Similarly, about one-third of teachers say they think all (6 percent) or most (28 percent) of their students are using the tool while in class. Additionally, 25 percent say they believe many are and 27 percent say some. The remaining say they think only a few (10 percent) or none (5 percent) use ChatGPT in class.

“I started this semester by showing students how I used ChatGPT to write the syllabus. Students told me they had used it to compose emails to professors to get the ‘right tone,’ others had used it to write code for Intro CS courses, and a few had used ChatGPT themselves to write essays—exactly as we feared,” Goodwin says.

“Why wouldn’t they? Students are under tremendous pressure to perform well in school. They feel that they are competing with one another for limited job prospects. There is also a real urgency to find ways to pay for their education after they graduate,” he continues.

“Students will use every tool available to facilitate their education. Institutions of higher learning need to find ways to use these tools effectively, and in ways that promote knowledge and provide useful strategies to navigate this world. These tools will be embedded everywhere.”

Yuvay Ferguson, associate professor of marketing in the School of Business at Howard University says her students are definitely using AI and she approves. “In the same way that peer study groups can assist with learning, I think AI is a way for students to work with ‘someone else’ on developing solutions to problems,” Ferguson says. “People don’t trust the AI responses to be perfect (yet), so students are reading and rewriting the drafts that they worked on with their study partner’. In order to edit what the AI outputs to the user, there is a level of comprehension and learning happening and that’s the ultimate goal.”

Only 24 percent say their school has a ChatGPT policy in place

The majority of teachers say their school does not have a policy when it comes to ChatGPT use. However, 24 percent say their school does, while 5 percent are unsure.

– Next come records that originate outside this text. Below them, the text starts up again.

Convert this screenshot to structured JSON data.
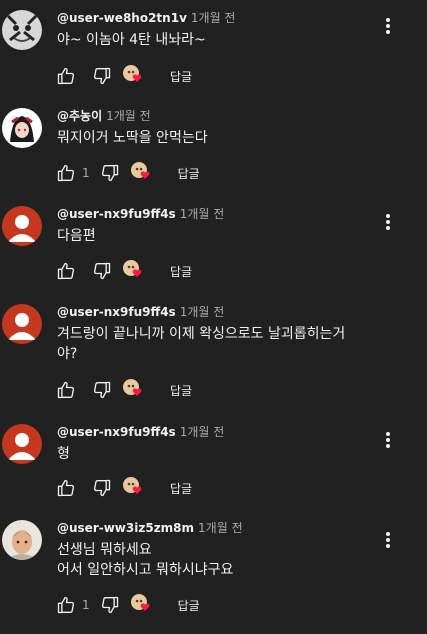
{
  "reply_label": "답글",
  "colors": {
    "background": "#212121",
    "text": "#f1f1f1",
    "meta": "#aaaaaa",
    "heart": "#ff1744",
    "avatar_default": "#c6371f"
  },
  "icons": {
    "like": "thumb-up-icon",
    "dislike": "thumb-down-icon",
    "heart": "creator-heart-icon",
    "menu": "more-vert-icon"
  },
  "comments": [
    {
      "author": "@user-we8ho2tn1v",
      "time": "1개월 전",
      "text": "야~ 이놈아 4탄 내놔라~",
      "likes": ""
    },
    {
      "author": "@추농이",
      "time": "1개월 전",
      "text": "뭐지이거 노딱을 안먹는다",
      "likes": "1"
    },
    {
      "author": "@user-nx9fu9ff4s",
      "time": "1개월 전",
      "text": "다음편",
      "likes": ""
    },
    {
      "author": "@user-nx9fu9ff4s",
      "time": "1개월 전",
      "text": "겨드랑이 끝나니까 이제 왁싱으로도 날괴롭히는거\n야?",
      "likes": ""
    },
    {
      "author": "@user-nx9fu9ff4s",
      "time": "1개월 전",
      "text": "형",
      "likes": ""
    },
    {
      "author": "@user-ww3iz5zm8m",
      "time": "1개월 전",
      "text": "선생님 뭐하세요\n어서 일안하시고 뭐하시냐구요",
      "likes": "1"
    }
  ]
}
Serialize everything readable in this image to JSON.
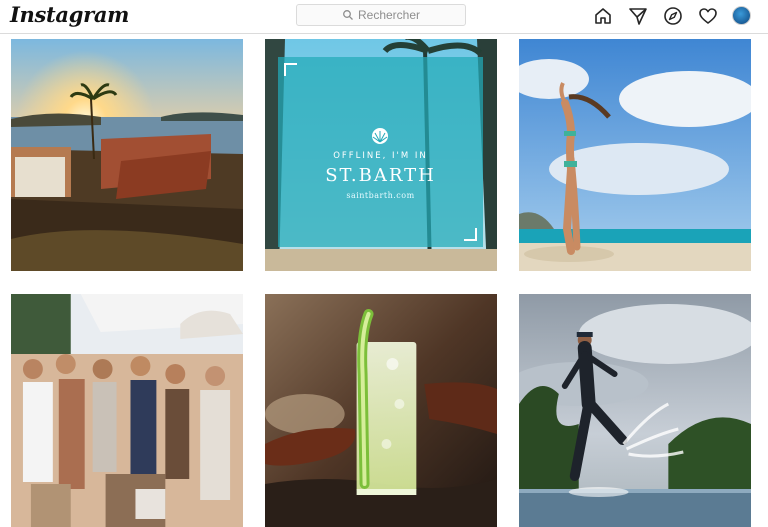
{
  "app": {
    "logo_text": "Instagram"
  },
  "search": {
    "placeholder": "Rechercher",
    "icon": "search-icon"
  },
  "nav": {
    "icons": [
      "home-icon",
      "direct-message-icon",
      "explore-compass-icon",
      "activity-heart-icon",
      "profile-avatar"
    ]
  },
  "colors": {
    "border": "#dbdbdb",
    "search_bg": "#fafafa",
    "placeholder_text": "#8e8e8e",
    "overlay_teal": "#23aab9"
  },
  "posts": [
    {
      "id": 1,
      "subject": "sunset over coastal villa"
    },
    {
      "id": 2,
      "subject": "St Barth promo overlay",
      "overlay": {
        "line1": "OFFLINE, I'M IN",
        "title": "ST.BARTH",
        "url": "saintbarth.com"
      }
    },
    {
      "id": 3,
      "subject": "woman on beach with blue sky"
    },
    {
      "id": 4,
      "subject": "group party by the pool"
    },
    {
      "id": 5,
      "subject": "cocktail glass with cucumber"
    },
    {
      "id": 6,
      "subject": "man kicking water at pool edge"
    }
  ]
}
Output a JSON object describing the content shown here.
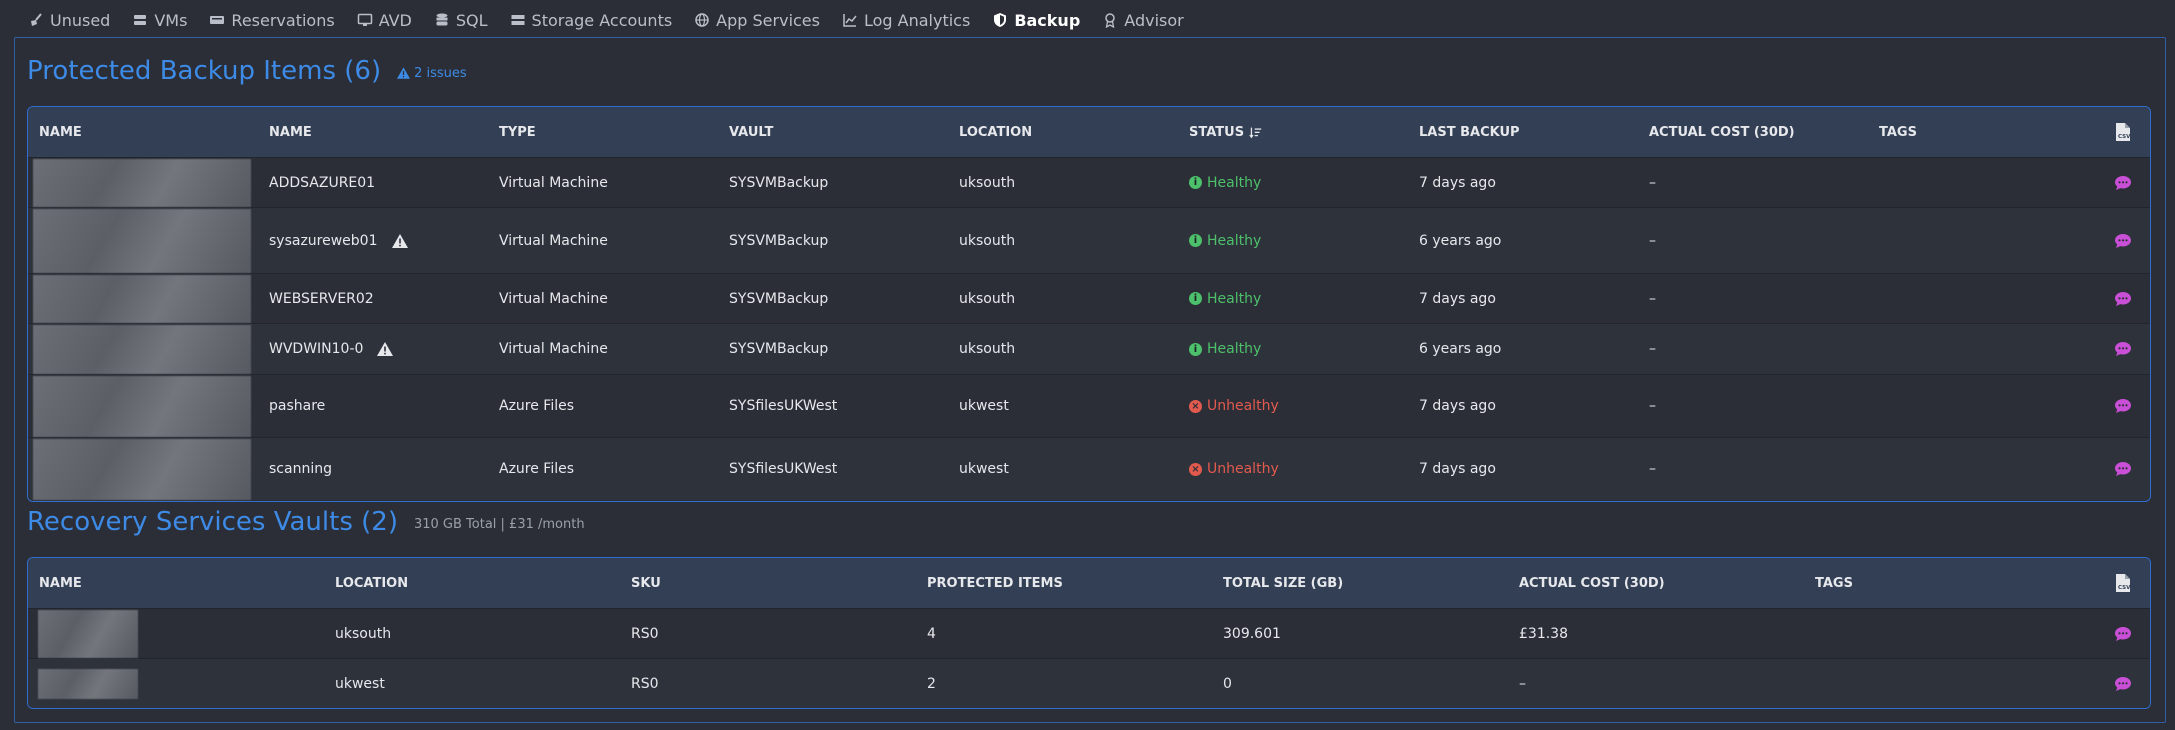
{
  "nav": {
    "tabs": [
      {
        "label": "Unused",
        "icon": "broom-icon",
        "active": false
      },
      {
        "label": "VMs",
        "icon": "server-icon",
        "active": false
      },
      {
        "label": "Reservations",
        "icon": "reservation-icon",
        "active": false
      },
      {
        "label": "AVD",
        "icon": "desktop-icon",
        "active": false
      },
      {
        "label": "SQL",
        "icon": "database-icon",
        "active": false
      },
      {
        "label": "Storage Accounts",
        "icon": "storage-icon",
        "active": false
      },
      {
        "label": "App Services",
        "icon": "globe-icon",
        "active": false
      },
      {
        "label": "Log Analytics",
        "icon": "line-chart-icon",
        "active": false
      },
      {
        "label": "Backup",
        "icon": "shield-icon",
        "active": true
      },
      {
        "label": "Advisor",
        "icon": "award-icon",
        "active": false
      }
    ]
  },
  "backup_items": {
    "title": "Protected Backup Items (6)",
    "issues": "2 issues",
    "columns": [
      "Name",
      "Name",
      "Type",
      "Vault",
      "Location",
      "Status",
      "Last Backup",
      "Actual Cost (30D)",
      "Tags"
    ],
    "rows": [
      {
        "name": "ADDSAZURE01",
        "warning": false,
        "type": "Virtual Machine",
        "vault": "SYSVMBackup",
        "location": "uksouth",
        "status": "Healthy",
        "healthy": true,
        "last_backup": "7 days ago",
        "cost": "–",
        "tags": ""
      },
      {
        "name": "sysazureweb01",
        "warning": true,
        "type": "Virtual Machine",
        "vault": "SYSVMBackup",
        "location": "uksouth",
        "status": "Healthy",
        "healthy": true,
        "last_backup": "6 years ago",
        "cost": "–",
        "tags": ""
      },
      {
        "name": "WEBSERVER02",
        "warning": false,
        "type": "Virtual Machine",
        "vault": "SYSVMBackup",
        "location": "uksouth",
        "status": "Healthy",
        "healthy": true,
        "last_backup": "7 days ago",
        "cost": "–",
        "tags": ""
      },
      {
        "name": "WVDWIN10-0",
        "warning": true,
        "type": "Virtual Machine",
        "vault": "SYSVMBackup",
        "location": "uksouth",
        "status": "Healthy",
        "healthy": true,
        "last_backup": "6 years ago",
        "cost": "–",
        "tags": ""
      },
      {
        "name": "pashare",
        "warning": false,
        "type": "Azure Files",
        "vault": "SYSfilesUKWest",
        "location": "ukwest",
        "status": "Unhealthy",
        "healthy": false,
        "last_backup": "7 days ago",
        "cost": "–",
        "tags": ""
      },
      {
        "name": "scanning",
        "warning": false,
        "type": "Azure Files",
        "vault": "SYSfilesUKWest",
        "location": "ukwest",
        "status": "Unhealthy",
        "healthy": false,
        "last_backup": "7 days ago",
        "cost": "–",
        "tags": ""
      }
    ]
  },
  "vaults": {
    "title": "Recovery Services Vaults (2)",
    "summary": "310 GB Total | £31 /month",
    "columns": [
      "Name",
      "Location",
      "SKU",
      "Protected Items",
      "Total Size (GB)",
      "Actual Cost (30D)",
      "Tags"
    ],
    "rows": [
      {
        "location": "uksouth",
        "sku": "RS0",
        "protected_items": "4",
        "total_size": "309.601",
        "cost": "£31.38",
        "tags": ""
      },
      {
        "location": "ukwest",
        "sku": "RS0",
        "protected_items": "2",
        "total_size": "0",
        "cost": "–",
        "tags": ""
      }
    ]
  },
  "colors": {
    "accent": "#3d8be6",
    "healthy": "#4cc06a",
    "unhealthy": "#e25a4e",
    "comment": "#c94fd6"
  }
}
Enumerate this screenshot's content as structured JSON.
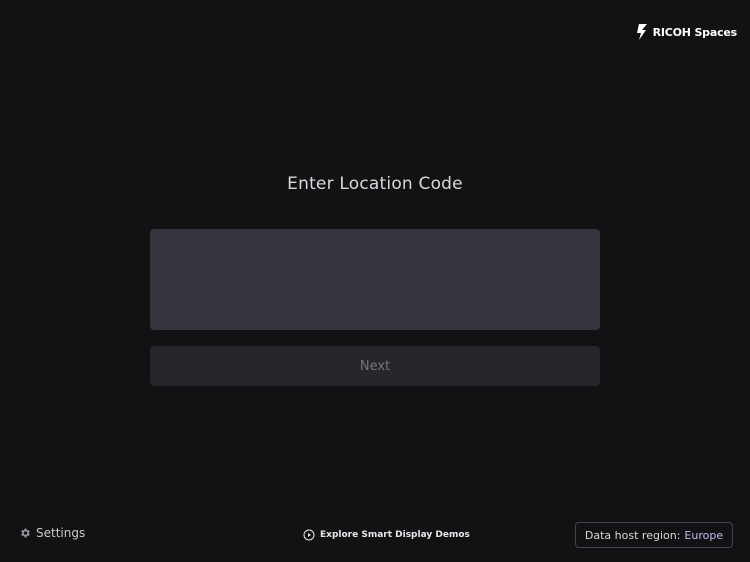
{
  "brand": {
    "logo_text": "RICOH Spaces",
    "icon": "ricoh-spaces-logo-icon"
  },
  "main": {
    "title": "Enter Location Code",
    "code_input": {
      "value": "",
      "placeholder": ""
    },
    "next_label": "Next"
  },
  "footer": {
    "settings_label": "Settings",
    "settings_icon": "gear-icon",
    "explore_label": "Explore Smart Display Demos",
    "explore_icon": "play-circle-icon",
    "region_label": "Data host region:",
    "region_value": "Europe"
  },
  "colors": {
    "background": "#121214",
    "input_bg": "#36343d",
    "button_bg": "#27262b",
    "accent": "#c9b6f0"
  }
}
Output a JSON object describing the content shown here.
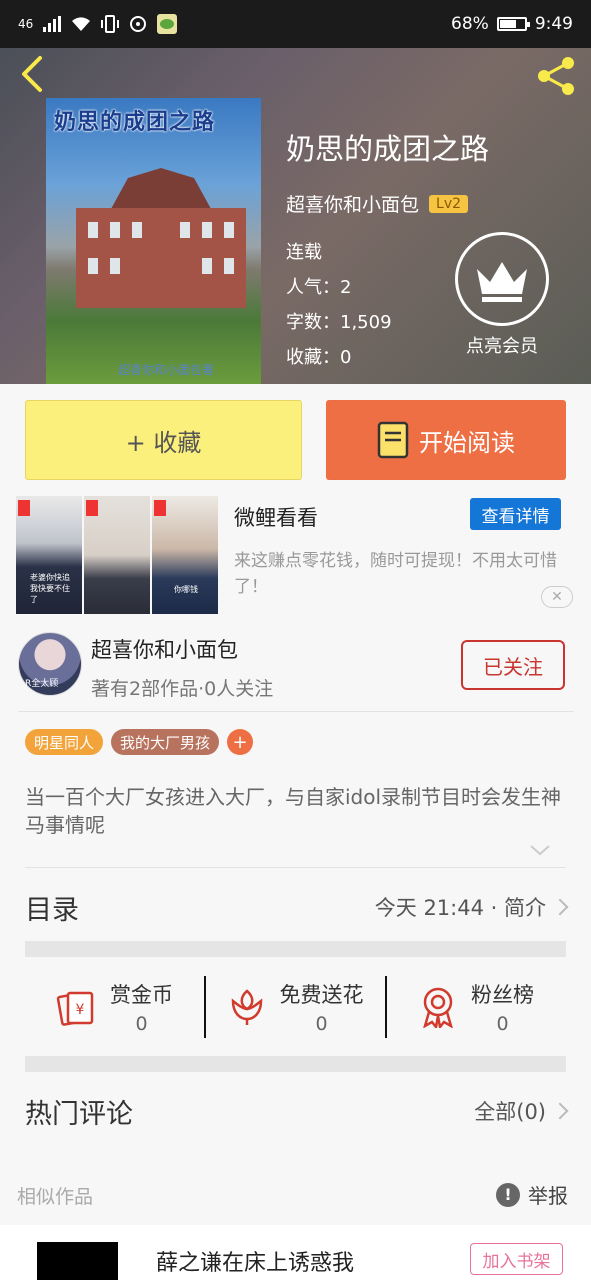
{
  "status_bar": {
    "signal": "46",
    "battery": "68%",
    "time": "9:49"
  },
  "book": {
    "cover_title": "奶思的成团之路",
    "cover_author": "超喜你和小面包著",
    "title": "奶思的成团之路",
    "author": "超喜你和小面包",
    "level": "Lv2",
    "status": "连载",
    "popularity": "人气：2",
    "word_count": "字数：1,509",
    "favorites": "收藏：0"
  },
  "vip": {
    "label": "点亮会员"
  },
  "actions": {
    "favorite_label": "+ 收藏",
    "read_label": "开始阅读"
  },
  "ad": {
    "title": "微鲤看看",
    "button": "查看详情",
    "description": "来这赚点零花钱，随时可提现！不用太可惜了！",
    "thumb1_caption": "老婆你快追我快要不住了",
    "thumb3_caption": "你哪钱",
    "close": "✕"
  },
  "author_card": {
    "name": "超喜你和小面包",
    "stats": "著有2部作品·0人关注",
    "follow_label": "已关注",
    "avatar_caption": "R全太顾"
  },
  "tags": [
    "明星同人",
    "我的大厂男孩"
  ],
  "tag_add": "+",
  "synopsis": "当一百个大厂女孩进入大厂，与自家idol录制节目时会发生神马事情呢",
  "catalog": {
    "title": "目录",
    "right": "今天 21:44 · 简介"
  },
  "stats": [
    {
      "label": "赏金币",
      "value": "0"
    },
    {
      "label": "免费送花",
      "value": "0"
    },
    {
      "label": "粉丝榜",
      "value": "0"
    }
  ],
  "comments": {
    "title": "热门评论",
    "right": "全部(0)"
  },
  "similar": {
    "label": "相似作品",
    "report": "举报"
  },
  "recommend": {
    "title": "薛之谦在床上诱惑我",
    "add_label": "加入书架"
  }
}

For schools that do have policies in place, some strictly prohibit its use, while others encourage it or leave decisions up to individual teachers.

Overall, 28 percent of teachers say they have a specific classroom policy for ChatGPT use. Examples of these policies include:

  • “I allow students to use it to critique, generate ideas, develop questions but they cannot submit as authentic work.”
  • “I recommend that every student use ChatGPT when they go home. It is important to learn about this latest AI technology.”
  • “Students are encouraged to use it and are rewarded for completing assignments.”
  • “Allowed use with permission.”
  • “I don’t allow students to use ChatGPT to find answers in class, and they can’t use ChatGPT to finish their homework.”

Furthermore, 45 percent of teachers say they currently use AI detection tools, and 52 percent plan to start.

“ChatGPT is already transforming the educational landscape whether we are ready or not,” says Villagomez.

“Our young generation of students has embraced technology from a very early age and while we may have valid reservations and concerns, we cannot thrive in a state of fear. We live in a digital era and there’s a great benefit in staying attuned to the new ways our students are learning and staying engaged. This type of technology isn’t going anywhere.

“Eliminating the use of AI tools or imposing the belief that such tools are harmful will only negatively impact student learning. I recommend educators embrace the positive aspects of this tool and engage with their students in open conversations to understand their motivations for using ChatGPT. Teachers and other educators alike can begin tapping into their creativity and explore different types of tools that can help promote their engagement and learning.”


Data found within this report derives from a survey commissioned by and conducted online by survey platform Pollfish on March 30, 2023 to April 4, 2023. In total, 1,000 U.S. high school teachers as well as undergraduate and graduate professors were surveyed, using a convenience sampling method. Only educators who say they are aware of ChatGPT were surveyed. Those who say they are unaware were eliminated (incidence rate = 95 percent were previously aware).